Diante desse cenário, a Agência Reguladora de Serviços Públicos do Estado de São Paulo autorizou a Sabesp a manter a redução da pressão da água durante a madrugada, entre 22h e 5h. A medida tem como objetivo preservar os níveis dos reservatórios e evitar um agravamento da situação.

Especialistas destacam que, embora o sistema integrado de abastecimento ainda opere com cerca de 56% da capacidade total, há uma desigualdade na distribuição de água entre os mananciais. Enquanto alguns reservatórios apresentam níveis elevados, como Guarapiranga, outros, como o Cantareira, seguem mais pressionados.

Essa diferença evidencia a necessidade de melhorias estruturais no sistema, incluindo maior interligação entre reservatórios e investimentos em infraestrutura para redistribuição de água. Projetos de ampliação e conexão entre sistemas já estão em andamento, mas ainda não são suficientes para equilibrar a oferta em toda a região metropolitana.

Além disso, a discussão sobre aproveitamento de água da chuva e melhor gestão dos recursos hídricos volta à tona. Em uma cidade com alto volume de precipitação ao longo do ano, especialistas apontam que ainda há desperdício significativo de água que poderia ser reutilizada.

Enquanto soluções estruturais não avançam na velocidade necessária, a principal recomendação segue sendo o uso consciente.
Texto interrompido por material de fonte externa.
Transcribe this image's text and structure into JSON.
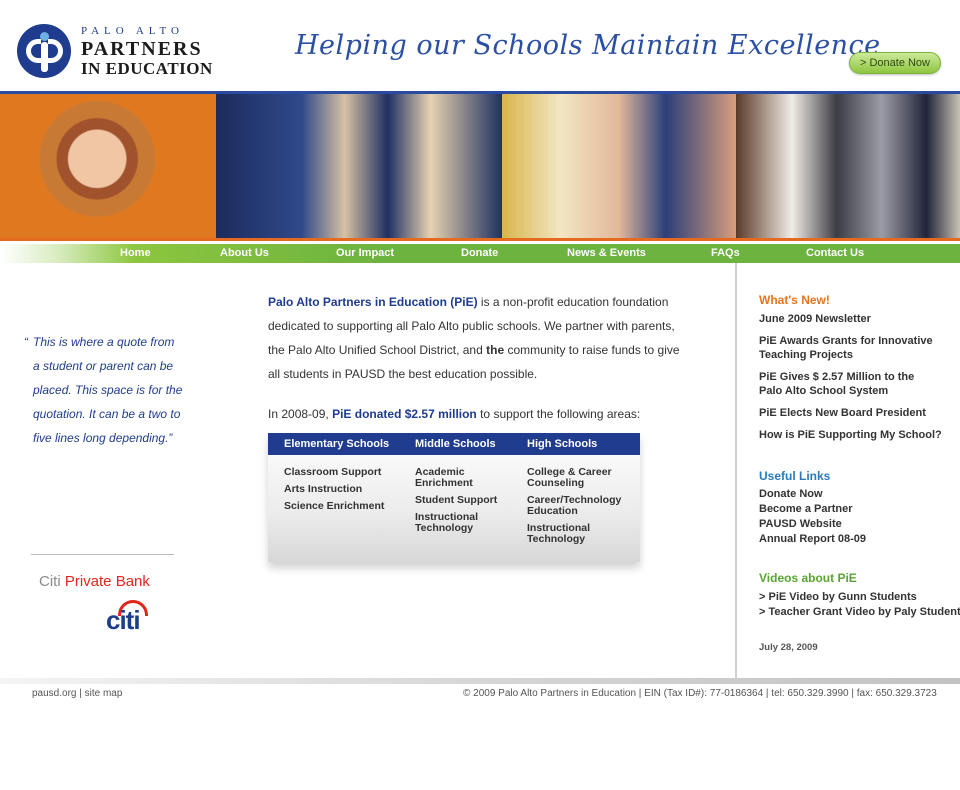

Evitar desperdícios, como lavar calçadas com mangueira ou uso excessivo de água em limpezas, é fundamental para preservar os níveis dos reservatórios.

A tendência para os próximos meses ainda depende das condições climáticas. A previsão de fenômenos como El Niño pode trazer mais chuvas para algumas regiões, mas não há garantia de que isso será suficiente para reverter o cenário atual.

Com isso, o momento é de atenção e responsabilidade no consumo, para evitar que a situação evolua para uma crise hídrica mais severa na Grande São Paulo.